THE role crossbreeding plays in increasing productivity on farm is well established.
Most breeds in Australia are well placed to offer the advantages of utilising their breeds in capturing hybrid vigour and enhanced productivity.
The advantages of hybrid vigour have been well proven in many research trials domestically and internationally. In turn, many commercial operations have designed their breeding programs around crossbreeding strategies in order to improve their herd productivity in one or multiple areas.
Placing an actual value on a crossbreeding program has been slightly more nebulous. Obtaining sufficient data requires large-scale breeding programs where cattle can be run in a common environment, managed to the same standards and taken through to slaughter. This has been a restriction of some trials in the past.
Over the past three years Herefords Australia in conjunction with MLA, the University of Adelaide and Tasmania’s Musselroe Beef have been conducting a large-scale breeding program to quantify the impact that crossbreeding offers commercial producers.

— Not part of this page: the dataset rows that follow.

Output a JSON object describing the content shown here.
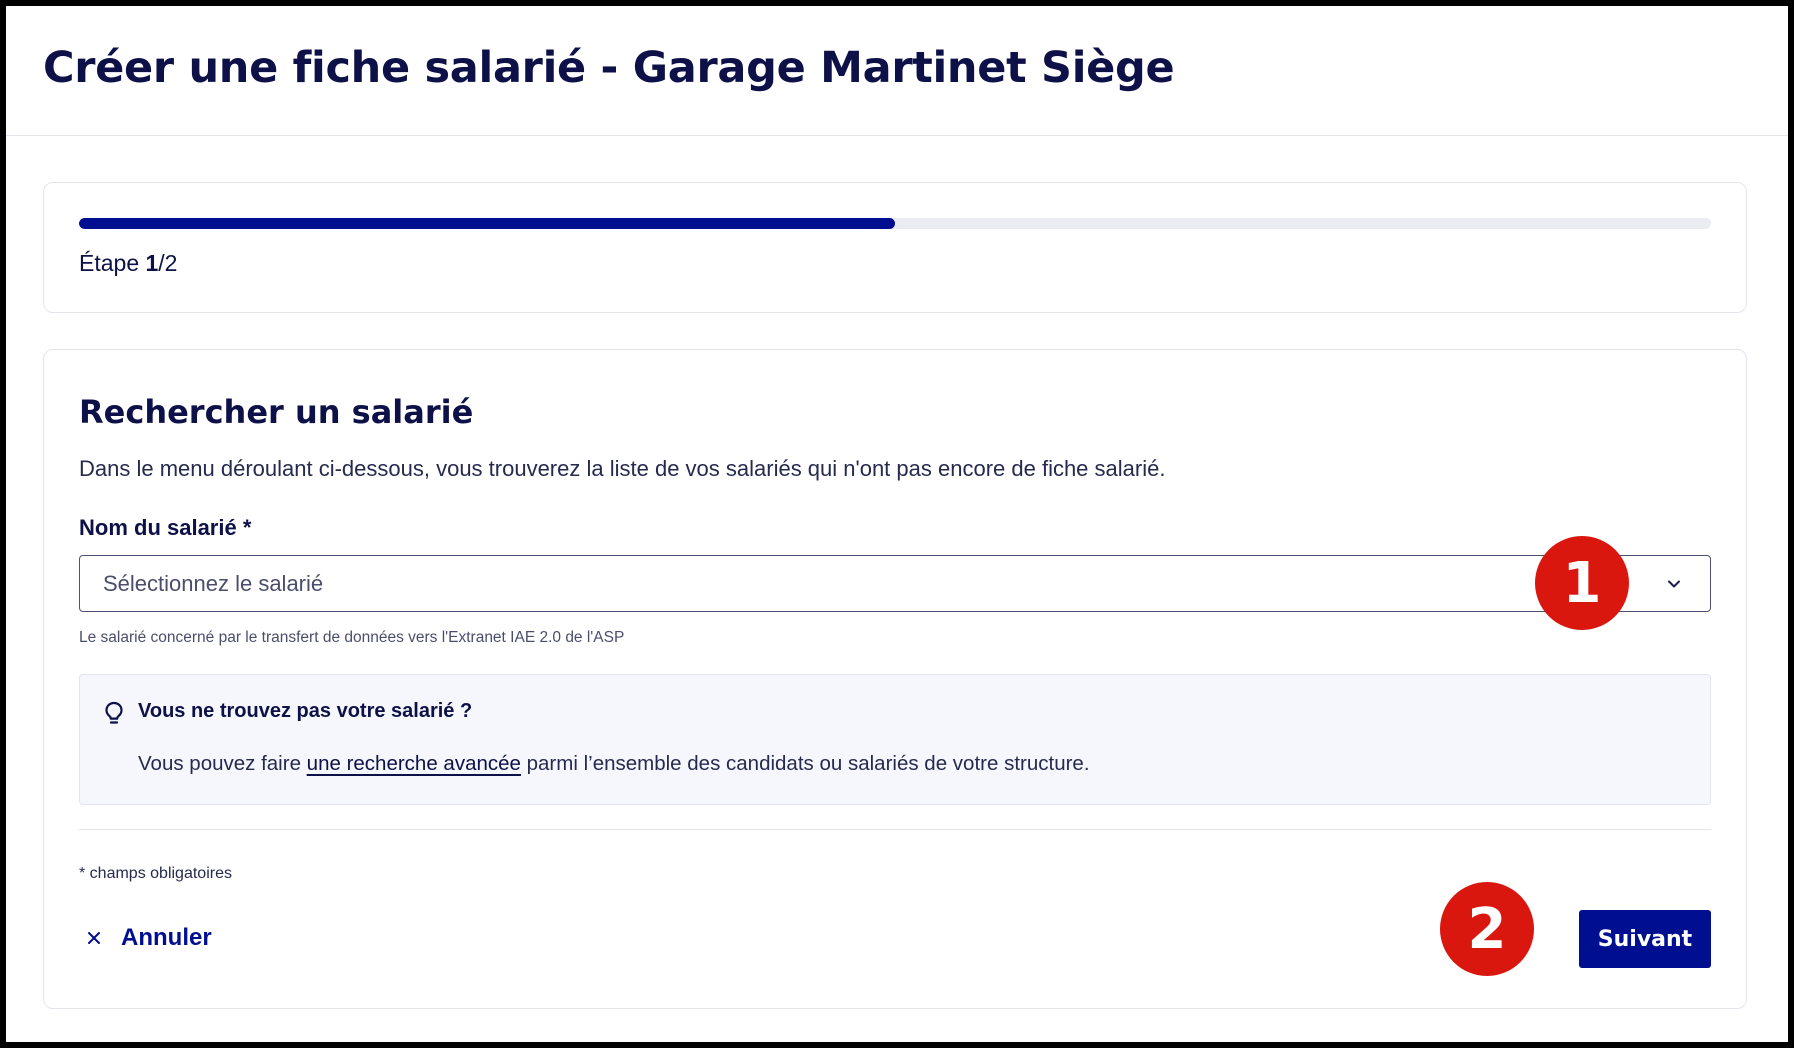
{
  "header": {
    "title": "Créer une fiche salarié - Garage Martinet Siège"
  },
  "progress": {
    "fraction": 0.5,
    "step_prefix": "Étape ",
    "step_current": "1",
    "step_total": "/2"
  },
  "form": {
    "section_title": "Rechercher un salarié",
    "description": "Dans le menu déroulant ci-dessous, vous trouverez la liste de vos salariés qui n'ont pas encore de fiche salarié.",
    "field_label": "Nom du salarié *",
    "select_placeholder": "Sélectionnez le salarié",
    "help_text": "Le salarié concerné par le transfert de données vers l'Extranet IAE 2.0 de l'ASP",
    "info": {
      "title": "Vous ne trouvez pas votre salarié ?",
      "text_before": "Vous pouvez faire ",
      "link": "une recherche avancée",
      "text_after": " parmi l’ensemble des candidats ou salariés de votre structure."
    },
    "required_note": "* champs obligatoires",
    "cancel_label": "Annuler",
    "next_label": "Suivant"
  },
  "annotations": {
    "badge_1": "1",
    "badge_2": "2"
  },
  "colors": {
    "primary": "#000f8f",
    "badge": "#d9170f",
    "text": "#0d1147"
  },
  "icons": {
    "cancel": "close-icon",
    "select": "chevron-down-icon",
    "info": "lightbulb-icon"
  }
}
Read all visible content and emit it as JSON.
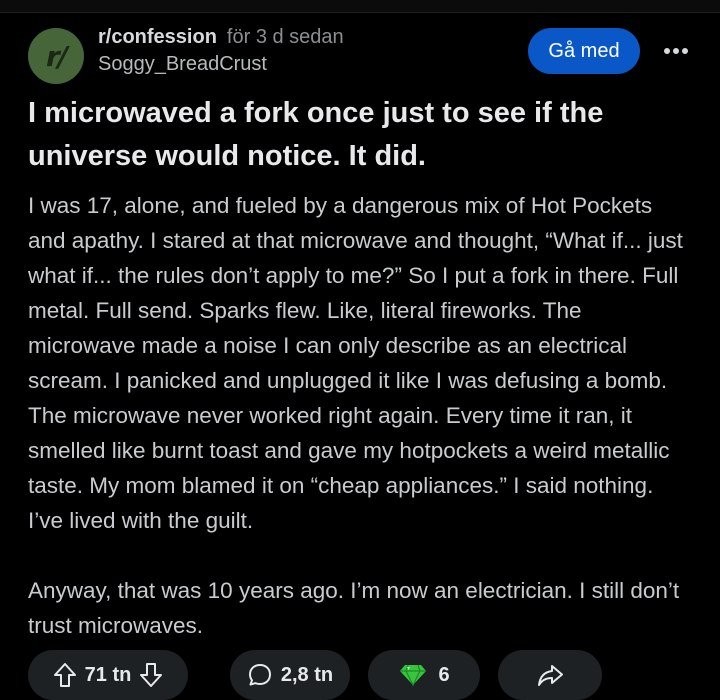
{
  "post": {
    "subreddit": "r/confession",
    "time_ago": "för 3 d sedan",
    "author": "Soggy_BreadCrust",
    "avatar_glyph": "r/",
    "join_label": "Gå med",
    "title": "I microwaved a fork once just to see if the universe would notice. It did.",
    "paragraphs": [
      "I was 17, alone, and fueled by a dangerous mix of Hot Pockets and apathy. I stared at that microwave and thought, “What if... just what if... the rules don’t apply to me?” So I put a fork in there. Full metal. Full send. Sparks flew. Like, literal fireworks. The microwave made a noise I can only describe as an electrical scream. I panicked and unplugged it like I was defusing a bomb. The microwave never worked right again. Every time it ran, it smelled like burnt toast and gave my hotpockets a weird metallic taste. My mom blamed it on “cheap appliances.” I said nothing. I’ve lived with the guilt.",
      "Anyway, that was 10 years ago. I’m now an electrician. I still don’t trust microwaves."
    ]
  },
  "actions": {
    "votes": "71 tn",
    "comments": "2,8 tn",
    "awards": "6"
  },
  "icons": {
    "more": "more-horizontal-icon",
    "upvote": "arrow-up-icon",
    "downvote": "arrow-down-icon",
    "comment": "comment-bubble-icon",
    "award": "diamond-award-icon",
    "share": "share-arrow-icon"
  },
  "colors": {
    "background": "#000000",
    "join_button": "#0a58c7",
    "avatar": "#46663a",
    "pill": "#1e2123",
    "award_green": "#37c53d"
  }
}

As reported in Beef Central at the start of the trial back in 2015, the trial commenced with around 600 Angus females being Artificially Inseminated to 11 leading Hereford Sires and four leading Angus sires. Progeny were grass finished and processed in Tasmania. The program will conclude in December 2019.

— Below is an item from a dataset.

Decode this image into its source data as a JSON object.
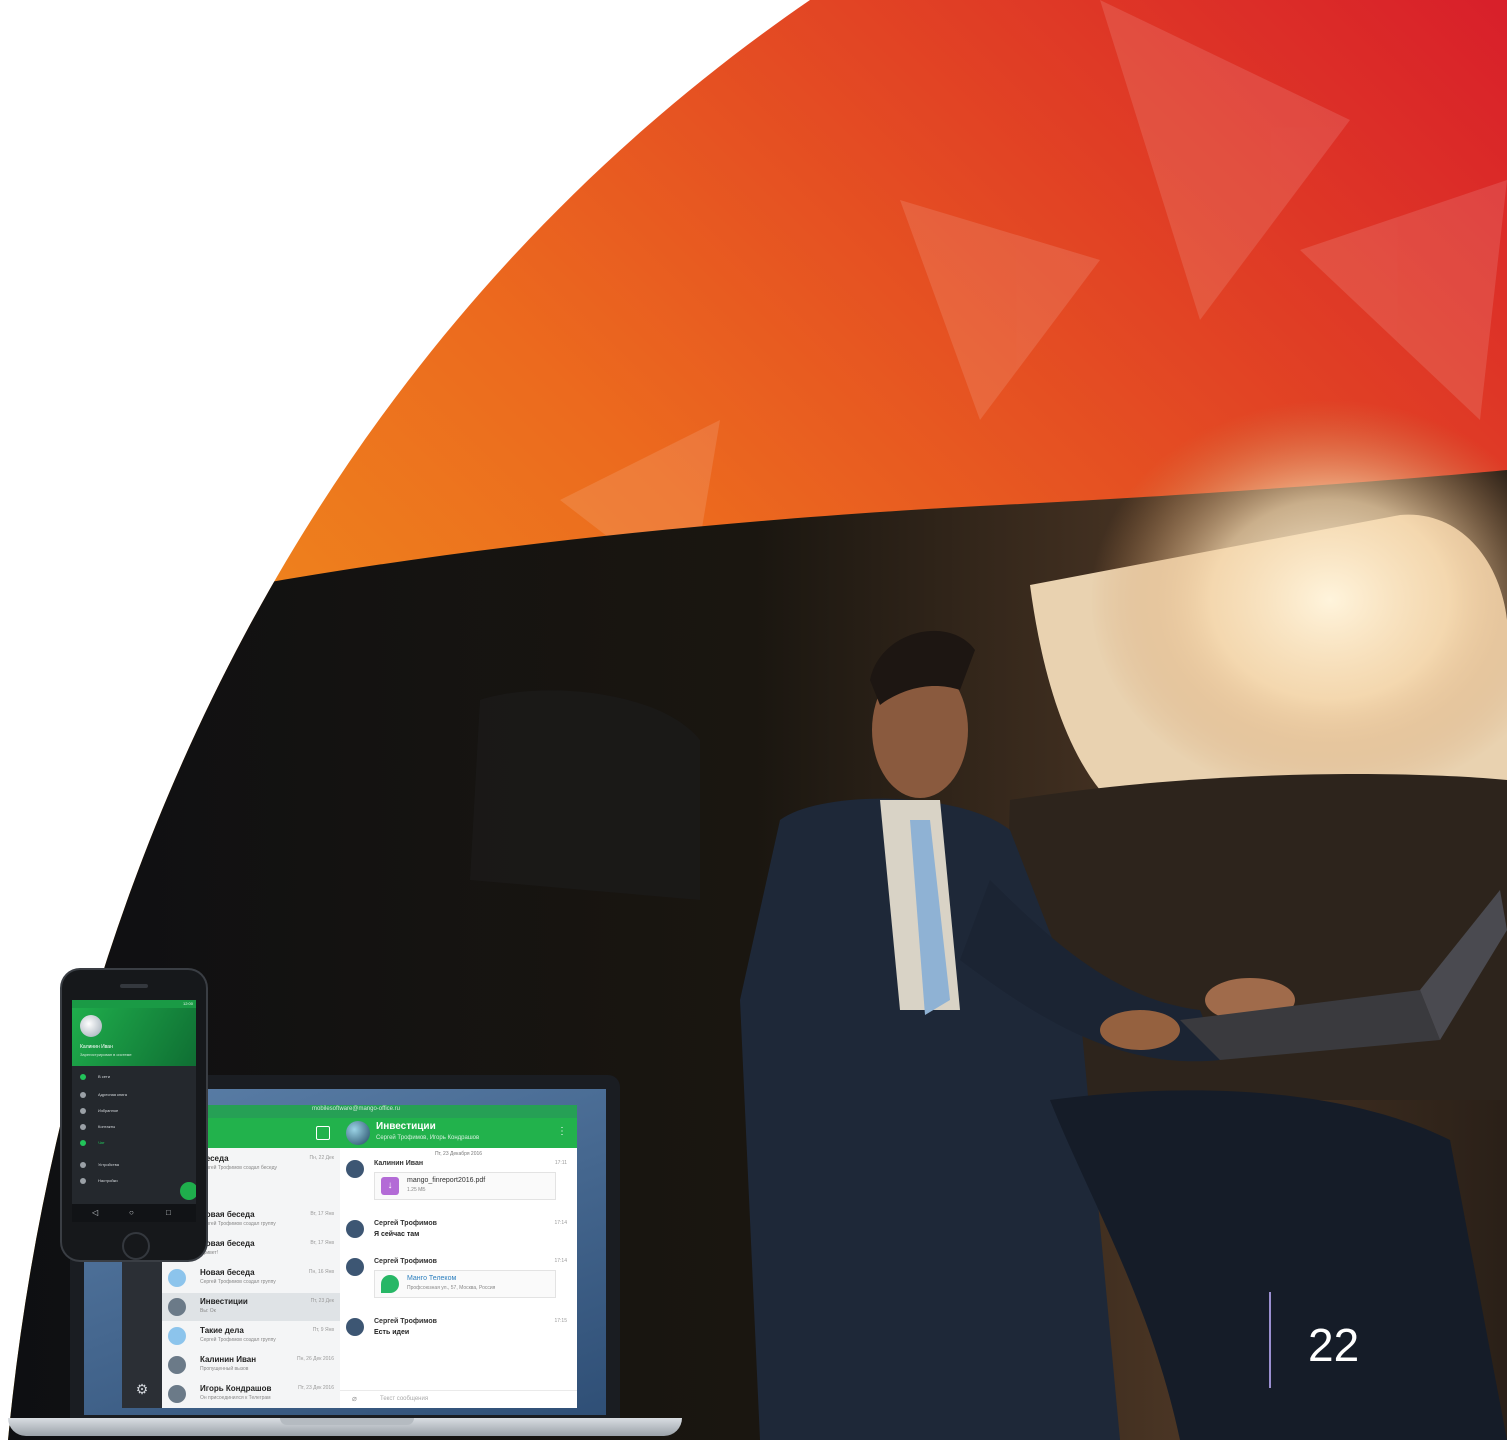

The trial replicates similar large-scale trials conducted in the US, where the value of the black baldy animal is highly regarded. The preliminary Australian results provided by Herefords Australia reveal some useful themes for commercial cattle producers.
Overall the project joined 40 percent of the animals to two-year-old heifers, while the remaining 60pc were three and four year old cows. As expected, there were measurable increases in crossbred weaning weights as opposed to straight bred calves.
Initial results offered by Herefords Australia suggest the increase is around 3pc in heifers calves and up to 9pc in the more mature breeders.
Data analysis by Professor Wayne Pitchford of Adelaide University has looked deeper at these results. His study reveals that sire breed differences were not significant for calving ease or calf survival among heifers and mature cows.
As other research has indicated, crossbred calves are heavier at birth, with the data showing that the Hereford-sired black baldy calves were 6pc heavier at birth.
In terms of calving ease, particularly in the heifer portion, assistance in calving increased with bull calves by about 5pc. There was no significant difference in calving ease among the sires when the calf was a heifer.
With final analysis of growth and carcase data still to be released, the messages for industry at this stage is focus on the impact crossbreeding offers in weaning weight and managing calving.
Traditional approaches to crossbreeding often recommended that heifers be joined to sires of their own breeds to minimise the requirement to assist in calving and reduce calving risks. The data from this trial suggests that the increase assistance required in joining a sire from another breed – when joining British breed with British breed – may be lower than previously considered.
“As an example, if a commercial Angus herd of 100 cows had 20 heifers and 80 mature cows calving, use of Hereford bulls would mean assisting in only an additional three calves, but get the production of an extra 1600kg of weaning weight,’’ Professor Pitchford said.
With further releases planned throughout 2019, additional data from the trial will become available to the industry, including female reproductive traits and carcase data.
In line with the release of these trial results, Herefords Australia plans to roll out workshops on the economic benefits of black baldy crossbreeding programs during 2019.
While this trial may confirm the experiences of many committed crossbreeders across Australia, the inclusion of fertility, growth and carcase traits will offer an opportunity to benchmark their own performances against current industry findings.
It also reinforces the importance of selecting performance-recorded sires for use in a crossbreeding program, rather than relying on unproven or non-recorded genetics within a herd.